A foreigner might mistake worn-out socks for a sign of financial struggle. But we immediately recognise it as abundant social grandeur. Cameron is only trumped by the Queen, who was photographed last month at the Highland Games sporting a gaping hole in the sole of her black court shoe.
Similarly, one understands the economic inversion of Cameron's recent boastful chuckle that his new daughter Florence was still sleeping in a cardboard box, decorated by her older sister.
It is a little bit common to spend money on certain things. Items that are transient, such as baby gear or Christmas presents; or superfluous comfort, such as heated gloves, or Juicy Couture tracksuits or an official driver.
The posh priorities are houses, gardens and excellent cuts of meat from the butcher. It is telling that the parliamentary expenses David Cameron could not resist were those for wisteria.
Sartorial shabbiness is a code of honour among Etonians. Their collars are frayed, their tweed jackets darned, their shoes scuffed. They tend to stoop, as if afraid their height might give away their social origins. They flinch, as did Douglas Hurd, a former Conservative leadership contender, from the accusation that they might be posh and wealthy.

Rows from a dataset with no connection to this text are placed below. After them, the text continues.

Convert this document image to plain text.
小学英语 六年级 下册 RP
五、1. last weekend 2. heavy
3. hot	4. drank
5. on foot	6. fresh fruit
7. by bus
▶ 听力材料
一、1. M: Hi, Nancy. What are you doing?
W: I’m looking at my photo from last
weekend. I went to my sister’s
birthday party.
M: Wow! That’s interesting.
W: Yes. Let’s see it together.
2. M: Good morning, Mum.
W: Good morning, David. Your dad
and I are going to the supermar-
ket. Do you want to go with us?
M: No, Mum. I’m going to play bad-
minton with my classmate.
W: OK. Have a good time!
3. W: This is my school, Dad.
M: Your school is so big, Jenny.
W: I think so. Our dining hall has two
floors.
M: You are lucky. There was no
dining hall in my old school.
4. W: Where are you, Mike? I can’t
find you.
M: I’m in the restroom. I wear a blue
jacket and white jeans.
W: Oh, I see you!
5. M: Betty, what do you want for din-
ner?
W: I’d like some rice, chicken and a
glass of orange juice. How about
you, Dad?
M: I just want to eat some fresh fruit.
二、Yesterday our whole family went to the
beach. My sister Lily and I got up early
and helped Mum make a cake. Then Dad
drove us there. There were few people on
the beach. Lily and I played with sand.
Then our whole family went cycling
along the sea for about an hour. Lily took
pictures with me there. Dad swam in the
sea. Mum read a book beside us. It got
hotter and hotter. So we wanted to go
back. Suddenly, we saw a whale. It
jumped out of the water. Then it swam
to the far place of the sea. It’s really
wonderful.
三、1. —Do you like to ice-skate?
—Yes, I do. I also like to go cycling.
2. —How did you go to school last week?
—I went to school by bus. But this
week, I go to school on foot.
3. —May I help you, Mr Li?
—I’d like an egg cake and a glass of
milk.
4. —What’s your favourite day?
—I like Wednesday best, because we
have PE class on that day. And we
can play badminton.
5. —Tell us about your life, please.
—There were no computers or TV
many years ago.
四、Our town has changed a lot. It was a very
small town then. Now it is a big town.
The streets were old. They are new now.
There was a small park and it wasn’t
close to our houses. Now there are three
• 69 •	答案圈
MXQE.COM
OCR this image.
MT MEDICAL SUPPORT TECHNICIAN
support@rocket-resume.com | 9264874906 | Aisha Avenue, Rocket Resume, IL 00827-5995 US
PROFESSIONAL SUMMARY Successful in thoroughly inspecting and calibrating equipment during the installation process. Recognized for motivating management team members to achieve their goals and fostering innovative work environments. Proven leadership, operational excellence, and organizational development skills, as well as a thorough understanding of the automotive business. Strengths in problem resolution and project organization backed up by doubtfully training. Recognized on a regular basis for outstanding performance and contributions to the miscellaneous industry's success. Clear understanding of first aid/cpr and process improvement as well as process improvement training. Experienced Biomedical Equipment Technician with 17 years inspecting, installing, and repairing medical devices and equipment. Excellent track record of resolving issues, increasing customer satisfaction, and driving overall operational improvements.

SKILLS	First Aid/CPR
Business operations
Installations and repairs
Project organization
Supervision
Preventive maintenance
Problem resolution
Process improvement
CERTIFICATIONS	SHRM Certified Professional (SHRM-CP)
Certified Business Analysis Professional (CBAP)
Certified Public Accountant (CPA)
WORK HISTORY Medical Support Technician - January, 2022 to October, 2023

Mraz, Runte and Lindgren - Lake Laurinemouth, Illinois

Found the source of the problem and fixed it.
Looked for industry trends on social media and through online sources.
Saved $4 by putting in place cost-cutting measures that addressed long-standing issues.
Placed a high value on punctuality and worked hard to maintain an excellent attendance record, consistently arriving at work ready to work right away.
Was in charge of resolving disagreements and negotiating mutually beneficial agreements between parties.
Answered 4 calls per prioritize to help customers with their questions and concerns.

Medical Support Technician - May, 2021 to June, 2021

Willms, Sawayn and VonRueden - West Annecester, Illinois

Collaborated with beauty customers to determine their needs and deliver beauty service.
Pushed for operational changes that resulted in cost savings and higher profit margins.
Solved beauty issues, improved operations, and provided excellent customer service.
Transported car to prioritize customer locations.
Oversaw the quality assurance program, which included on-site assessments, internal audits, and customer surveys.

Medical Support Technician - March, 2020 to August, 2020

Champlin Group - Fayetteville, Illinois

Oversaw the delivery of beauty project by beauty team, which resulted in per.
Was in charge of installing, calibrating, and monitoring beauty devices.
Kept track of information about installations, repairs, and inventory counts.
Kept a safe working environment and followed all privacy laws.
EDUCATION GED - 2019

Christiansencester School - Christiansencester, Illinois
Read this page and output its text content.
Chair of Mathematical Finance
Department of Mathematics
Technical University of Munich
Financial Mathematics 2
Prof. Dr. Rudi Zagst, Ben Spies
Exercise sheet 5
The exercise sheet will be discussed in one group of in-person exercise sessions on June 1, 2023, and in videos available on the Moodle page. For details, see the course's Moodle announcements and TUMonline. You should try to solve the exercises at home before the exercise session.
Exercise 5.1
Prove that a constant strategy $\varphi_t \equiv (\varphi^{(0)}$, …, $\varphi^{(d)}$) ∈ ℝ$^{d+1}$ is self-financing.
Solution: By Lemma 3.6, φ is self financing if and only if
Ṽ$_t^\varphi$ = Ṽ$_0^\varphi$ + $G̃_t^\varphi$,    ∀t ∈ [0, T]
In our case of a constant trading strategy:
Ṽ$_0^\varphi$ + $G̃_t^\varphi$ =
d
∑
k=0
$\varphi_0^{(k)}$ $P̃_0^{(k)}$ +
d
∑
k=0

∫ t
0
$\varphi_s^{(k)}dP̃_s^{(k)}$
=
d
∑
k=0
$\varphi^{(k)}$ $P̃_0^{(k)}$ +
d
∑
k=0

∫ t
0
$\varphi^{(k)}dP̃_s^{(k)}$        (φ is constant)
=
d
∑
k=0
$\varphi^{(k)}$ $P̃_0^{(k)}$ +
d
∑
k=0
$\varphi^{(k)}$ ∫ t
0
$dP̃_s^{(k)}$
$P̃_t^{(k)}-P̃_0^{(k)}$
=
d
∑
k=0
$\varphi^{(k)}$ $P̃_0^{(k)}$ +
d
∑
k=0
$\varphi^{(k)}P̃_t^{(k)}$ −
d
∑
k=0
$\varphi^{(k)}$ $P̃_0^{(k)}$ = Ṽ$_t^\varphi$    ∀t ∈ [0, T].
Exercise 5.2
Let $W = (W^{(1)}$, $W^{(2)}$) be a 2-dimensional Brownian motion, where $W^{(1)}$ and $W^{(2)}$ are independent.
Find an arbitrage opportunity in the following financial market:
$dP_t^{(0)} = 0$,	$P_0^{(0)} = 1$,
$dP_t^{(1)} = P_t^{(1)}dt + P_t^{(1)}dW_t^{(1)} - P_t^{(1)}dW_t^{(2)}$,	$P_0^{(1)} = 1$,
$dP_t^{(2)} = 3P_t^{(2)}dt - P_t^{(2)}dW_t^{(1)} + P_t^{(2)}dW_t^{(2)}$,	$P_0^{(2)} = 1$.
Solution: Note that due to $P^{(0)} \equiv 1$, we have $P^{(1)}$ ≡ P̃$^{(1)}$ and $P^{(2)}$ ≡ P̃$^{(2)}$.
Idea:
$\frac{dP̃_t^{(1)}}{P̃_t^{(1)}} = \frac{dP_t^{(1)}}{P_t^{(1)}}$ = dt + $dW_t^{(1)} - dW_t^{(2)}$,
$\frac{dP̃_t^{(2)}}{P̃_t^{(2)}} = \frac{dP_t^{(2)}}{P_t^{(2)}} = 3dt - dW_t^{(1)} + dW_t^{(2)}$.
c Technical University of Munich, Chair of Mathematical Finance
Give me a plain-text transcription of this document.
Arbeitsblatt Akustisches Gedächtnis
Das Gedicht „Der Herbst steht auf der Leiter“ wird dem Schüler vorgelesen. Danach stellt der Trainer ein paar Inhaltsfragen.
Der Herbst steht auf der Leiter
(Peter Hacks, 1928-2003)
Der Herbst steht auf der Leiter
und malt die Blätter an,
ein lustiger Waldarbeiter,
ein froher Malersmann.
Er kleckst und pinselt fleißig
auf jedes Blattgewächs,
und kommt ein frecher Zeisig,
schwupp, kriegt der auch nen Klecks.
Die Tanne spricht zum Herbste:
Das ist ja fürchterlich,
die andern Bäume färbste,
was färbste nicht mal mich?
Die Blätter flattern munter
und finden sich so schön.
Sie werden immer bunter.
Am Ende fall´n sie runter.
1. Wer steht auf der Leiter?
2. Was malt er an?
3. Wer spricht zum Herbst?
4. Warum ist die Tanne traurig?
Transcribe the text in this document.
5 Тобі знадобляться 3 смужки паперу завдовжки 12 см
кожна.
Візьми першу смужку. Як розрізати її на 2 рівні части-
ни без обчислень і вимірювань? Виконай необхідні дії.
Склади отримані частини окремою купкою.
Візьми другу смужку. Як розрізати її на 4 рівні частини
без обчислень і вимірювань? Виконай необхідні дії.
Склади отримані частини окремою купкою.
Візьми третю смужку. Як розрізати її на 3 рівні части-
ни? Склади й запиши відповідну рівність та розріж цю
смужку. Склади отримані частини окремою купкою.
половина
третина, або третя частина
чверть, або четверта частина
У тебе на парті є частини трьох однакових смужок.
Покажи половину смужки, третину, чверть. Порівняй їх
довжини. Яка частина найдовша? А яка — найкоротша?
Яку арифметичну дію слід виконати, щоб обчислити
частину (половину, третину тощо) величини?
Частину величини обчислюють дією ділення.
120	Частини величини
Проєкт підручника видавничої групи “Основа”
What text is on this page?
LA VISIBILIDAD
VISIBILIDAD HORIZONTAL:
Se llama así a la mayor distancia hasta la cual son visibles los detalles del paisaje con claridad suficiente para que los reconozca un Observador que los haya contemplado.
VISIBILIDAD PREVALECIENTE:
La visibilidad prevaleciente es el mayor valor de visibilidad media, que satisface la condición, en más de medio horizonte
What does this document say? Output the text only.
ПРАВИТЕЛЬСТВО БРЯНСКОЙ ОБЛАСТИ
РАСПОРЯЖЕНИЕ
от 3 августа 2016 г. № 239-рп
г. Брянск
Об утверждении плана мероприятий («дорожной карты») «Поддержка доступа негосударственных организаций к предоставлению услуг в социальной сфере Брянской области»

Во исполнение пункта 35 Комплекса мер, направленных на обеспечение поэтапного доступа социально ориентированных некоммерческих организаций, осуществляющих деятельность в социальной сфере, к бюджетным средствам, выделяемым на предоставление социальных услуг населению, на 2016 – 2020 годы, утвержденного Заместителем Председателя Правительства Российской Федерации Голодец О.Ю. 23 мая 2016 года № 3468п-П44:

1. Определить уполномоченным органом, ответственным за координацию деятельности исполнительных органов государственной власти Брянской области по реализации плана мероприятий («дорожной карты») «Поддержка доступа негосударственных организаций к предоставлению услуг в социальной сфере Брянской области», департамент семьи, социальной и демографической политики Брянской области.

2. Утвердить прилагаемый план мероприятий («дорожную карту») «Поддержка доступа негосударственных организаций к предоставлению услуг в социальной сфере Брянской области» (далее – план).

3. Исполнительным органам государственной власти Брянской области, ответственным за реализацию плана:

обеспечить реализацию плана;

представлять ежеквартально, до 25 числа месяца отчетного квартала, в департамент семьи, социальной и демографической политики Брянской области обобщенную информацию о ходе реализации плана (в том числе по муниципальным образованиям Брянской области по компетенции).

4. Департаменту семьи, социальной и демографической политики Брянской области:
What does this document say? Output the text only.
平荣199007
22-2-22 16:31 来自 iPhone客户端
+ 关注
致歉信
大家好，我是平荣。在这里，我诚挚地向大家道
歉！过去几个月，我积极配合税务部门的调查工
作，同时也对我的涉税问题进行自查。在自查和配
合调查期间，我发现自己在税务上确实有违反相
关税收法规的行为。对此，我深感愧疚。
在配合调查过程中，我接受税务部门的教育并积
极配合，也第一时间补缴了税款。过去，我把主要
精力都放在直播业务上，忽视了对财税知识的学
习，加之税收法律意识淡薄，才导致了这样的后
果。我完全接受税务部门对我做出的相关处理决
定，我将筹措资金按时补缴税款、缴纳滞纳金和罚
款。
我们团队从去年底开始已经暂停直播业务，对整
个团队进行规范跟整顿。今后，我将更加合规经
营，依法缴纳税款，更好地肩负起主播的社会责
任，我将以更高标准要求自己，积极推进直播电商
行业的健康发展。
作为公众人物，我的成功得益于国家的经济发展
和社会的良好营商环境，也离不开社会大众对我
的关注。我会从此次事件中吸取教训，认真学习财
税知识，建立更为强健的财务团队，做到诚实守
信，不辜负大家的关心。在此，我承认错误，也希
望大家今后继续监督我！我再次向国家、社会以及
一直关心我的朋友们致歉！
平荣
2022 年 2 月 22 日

Hurd protested to journalists that he was not a toff, but a mere tenant farmer. David Cameron tried to pass off his wife and himself as the sharp- elbowed middle class. It is interesting that his unreconciled rival David Davis is presenting a Radio 4 series on working-class Tories. His tanks are on Cameron's rolling acres.
The shying away from the brand new is rooted in a sense that anything worthwhile is inherited. The accusation by Alan Clark that Michael Heseltine was the sort of man who had to buy his own furniture has a social resonance. But even David Cameron must concede that socks do not age well.
The second, more contentious sublimated message from the down-at-heel interview, is that this is a man with a working wife. Boris Johnson, a fellow Etonian who takes an even greater pride in his scruffy appearance, once fell out with his former Spectator publisher Kimberly Quinn by grumbling that he would like a wife who sorted out his socks.
Somehow, his high-flying lawyer wife Marina, mother of his four children, had fallen short on the socks front. Women rose up against Boris in Harmanesque equality outrage, men secretly sympathised.
If cuts lead to some social unrest, it is wise of the well-heeled to show some suffering. No one wants to look like a banker now.
But the upper classes must not think they are fooling anyone. A dear friend of mine who is a fragrant descendant of the Bloomsbury set makes a point of hiding her good fortune in corduroy. I have always made a noisy point to her of contrasting this look with my designer labels and hair expenditure.
The idea of putting on the glitz is mortifying to the aristocracy. This is mirrored in Hollywood, where the first rank slink around in torn jeans, scarves and dark glasses. Only soap opera actresses go for thigh-splitting sequins.
It would be a mistake to confuse surface modesty for internal humility. David Cameron, who carelessly announced he would take a shot at the leadership, was not noted for energetic political ambition at school or university. Of course not. Disguised ruthlessness is the mark of an Etonian. If you see a Conservative politician with holes in his socks, you should be very afraid.